The Runaway (by Sally Quilford)

After reading a children’s Kindle book that was much shorter than I had expected, I wanted something else to read while on a flight. I decided to try another book by Sally Quilford, a prolific author who has written quite a number of short stories and pocket novels for women’s magazines, over the past few years. I had previously enjoyed one about the young policewoman Bobbie Blandford, so decided to try the second in the series, ‘The Runaway’.

Bobbie is embarking on her second year in Stony End as this story opens, set in 1961. She’s taking part in a parade, when a cry of ‘Stop, thief!’ makes her break rank. It’s a light-hearted opening to a novella with some quite serious issues involved, including the struggle of women to be accepted as equals to men.

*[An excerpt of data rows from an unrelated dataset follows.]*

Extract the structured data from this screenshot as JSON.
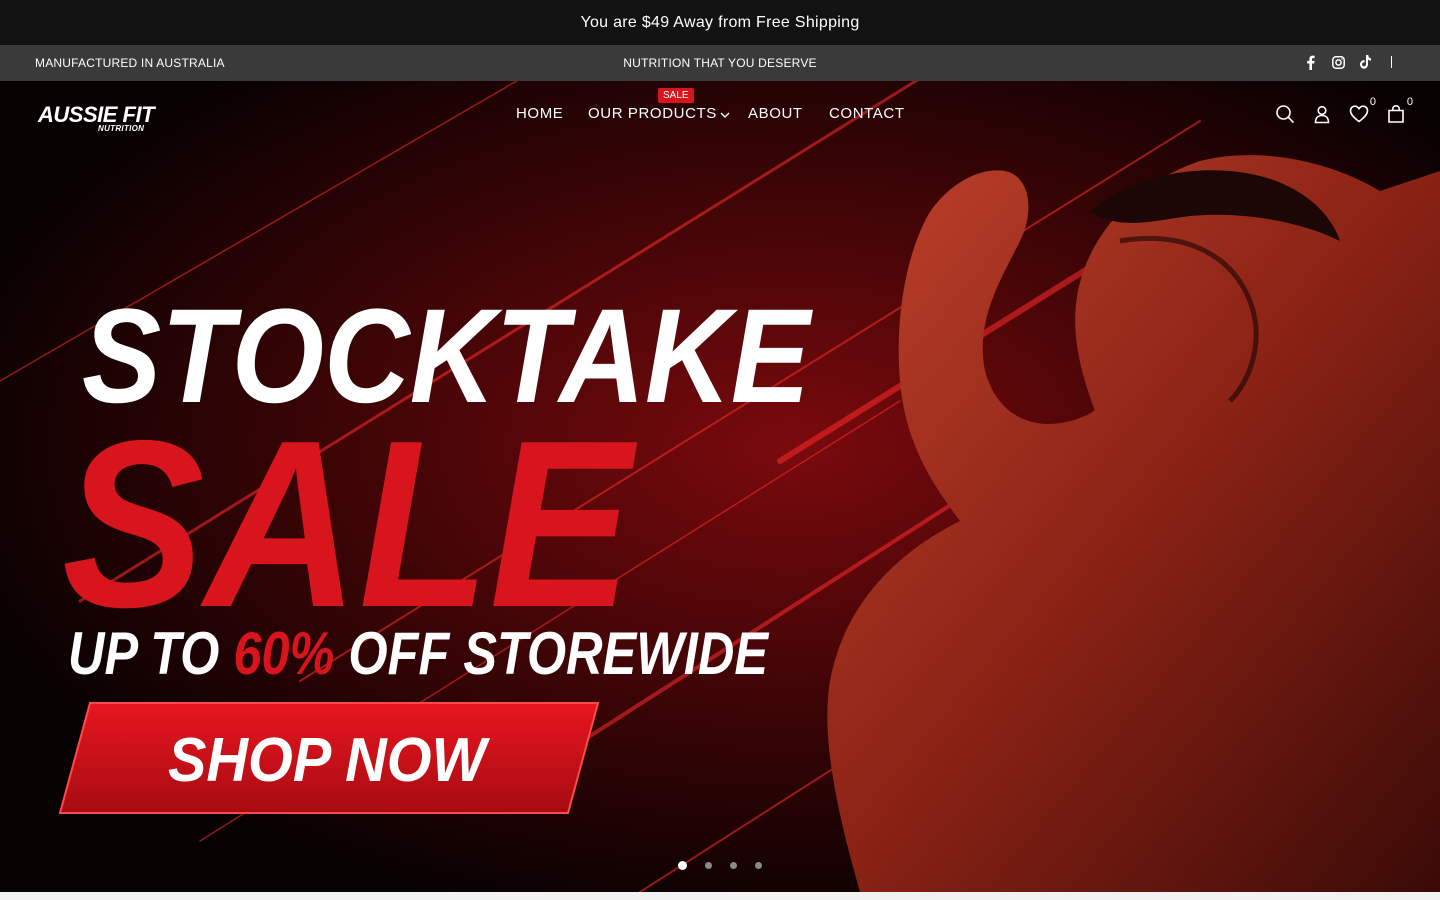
{
  "announcement": {
    "text": "You are $49 Away from Free Shipping"
  },
  "topbar": {
    "left_text": "MANUFACTURED IN AUSTRALIA",
    "center_text": "NUTRITION THAT YOU DESERVE",
    "social_icons": [
      "facebook-icon",
      "instagram-icon",
      "tiktok-icon"
    ],
    "separator": "|"
  },
  "header": {
    "logo": {
      "word": "AUSSIE FIT",
      "sub": "NUTRITION"
    },
    "nav": {
      "home": "HOME",
      "products": "OUR PRODUCTS",
      "products_badge": "SALE",
      "about": "ABOUT",
      "contact": "CONTACT"
    },
    "icons": {
      "search": "search-icon",
      "account": "user-icon",
      "wishlist_count": "0",
      "cart_count": "0"
    }
  },
  "hero": {
    "headline_1": "STOCKTAKE",
    "headline_2": "SALE",
    "offer_prefix": "UP TO ",
    "offer_percent": "60%",
    "offer_suffix": " OFF STOREWIDE",
    "cta": "SHOP NOW",
    "accent_color": "#d8141d",
    "slides_total": 4,
    "active_slide": 1
  }
}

A body is discovered and Bobbie gets involved in the resultant enquiry, which she thinks may be linked to an unsolved mystery from the past. However this isn’t just crime fiction; alongside Bobbie’s work is her romantic involvement with Leo, the local doctor.

Sally Quilford has a gift of creating memorable and likeable characters, and I found myself involved in the story very quickly. It’s been over two years since I read ‘The Last Dance’, which introduces Bobbie, but her quirks and personality shine through and it quickly felt as if I were meeting an old friend once more. I vaguely recalled other members of the cast, but it’s not necessary to have read the earlier book as this one stands alone.

During the course of the story there are unexpected revelations, one of them causing Bobbie to take up an appointment at another town for a while, where she meets some sexism and a unpleasant household scenario. The settings feel real, set firmly around the working people of the 1960s, and the pace of the book is good. It kept me engrossed on my flight; once I’d reached my destination, despite being quite tired, I was eager to continue reading to find out what was going to happen.

It’s not a long book, and the mysteries aren’t full of red herrings and careful clues, as might be expected with mid-20th century crime fiction. But for people who like crime-related stories featuring a low-key romance, and some great characterisation (albeit with a few caricatures), I would recommend this.

Only available in Kindle form, as far as I know. I think it was on special offer when I downloaded it a few years ago, but it’s still, in my opinion, extremely good value.